An analysis of 11.5 million electronic patient records in the United States identified a substantial number of people with undiagnosed diabetes, which has implications for care. The study, by researchers from the United Kingdom and the US, was published in CMAJ Open.

"We were able to identify a substantial number of people with probable undiagnosed diabetes in the US based on existing biochemical evidence in their electronic records," writes Dr. Tim Holt, Nuffield Department of Primary Care Health Sciences, University of Oxford, Oxford, UK, with coauthors.

The US Centers for Disease Control and Prevention estimate that diabetes, which cost the US $245 billion in 2012, is undiagnosed in 27.8% of people with the disease. Prompt diagnosis and treatment are important to help prevent health complications from untreated disease.

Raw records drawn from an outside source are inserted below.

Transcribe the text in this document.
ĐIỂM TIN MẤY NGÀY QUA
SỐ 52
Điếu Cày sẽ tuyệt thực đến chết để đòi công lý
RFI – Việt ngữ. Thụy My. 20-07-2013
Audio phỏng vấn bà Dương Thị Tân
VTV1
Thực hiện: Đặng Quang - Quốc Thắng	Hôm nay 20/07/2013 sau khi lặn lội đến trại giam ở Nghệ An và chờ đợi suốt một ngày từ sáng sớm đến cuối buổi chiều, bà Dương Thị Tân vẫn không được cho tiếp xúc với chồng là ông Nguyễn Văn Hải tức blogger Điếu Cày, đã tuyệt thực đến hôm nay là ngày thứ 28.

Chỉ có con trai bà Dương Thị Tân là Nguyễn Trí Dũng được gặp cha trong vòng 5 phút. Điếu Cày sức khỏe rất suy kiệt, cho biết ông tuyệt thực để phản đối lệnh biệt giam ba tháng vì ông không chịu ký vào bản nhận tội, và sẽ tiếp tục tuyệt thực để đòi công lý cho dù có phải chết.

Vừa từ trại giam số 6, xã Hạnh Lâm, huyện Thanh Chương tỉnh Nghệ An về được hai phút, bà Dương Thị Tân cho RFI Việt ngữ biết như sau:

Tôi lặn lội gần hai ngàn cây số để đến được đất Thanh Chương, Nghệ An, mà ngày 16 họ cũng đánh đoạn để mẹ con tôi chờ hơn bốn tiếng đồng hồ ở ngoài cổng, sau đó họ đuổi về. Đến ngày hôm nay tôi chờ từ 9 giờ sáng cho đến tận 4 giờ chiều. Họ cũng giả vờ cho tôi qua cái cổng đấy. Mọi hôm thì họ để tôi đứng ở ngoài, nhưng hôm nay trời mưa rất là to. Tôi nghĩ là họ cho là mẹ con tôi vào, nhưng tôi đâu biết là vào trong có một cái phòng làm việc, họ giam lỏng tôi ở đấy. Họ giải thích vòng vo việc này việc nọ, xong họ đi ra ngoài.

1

The study looked at electronic records for 11.5 million patients at more than 9000 primary care clinics across the US. Researchers looked at diabetes coding in records, analyzed biochemical data using an algorithm and measured the quality of diabetes care. Of the 1 174 018 people with diabetes, 63 620 (5.4%) had undiagnosed diabetes; this proportion was higher in parts of Arizona, North Dakota, Minnesota, South Carolina and Indiana.

"In some areas of the country, this amounted to 12.0%-15.9% of the overall diabetes population. Although this is less than the 27.8% believed to have undiagnosed diabetes, these people were immediately identifiable through simple searches of electronic medical records from primary care practices," write the authors.

Their findings also indicate that patients managed using electronic diabetes registers generally achieve better care quality, according to a wide range of measures. Use of electronic registers is a long established tradition in UK primary care but has taken longer to become part of US practice.

"Wherever electronic diabetes registers are used to support the provision of care, and where blood glucose levels, HbA1c and quality-of-care data are recorded in the same system, it should be possible to identify readily (and at low cost) individuals at risk of their diabetes going undetected and those receiving suboptimal care. This applies across all nations using electronic medical records, including Canada."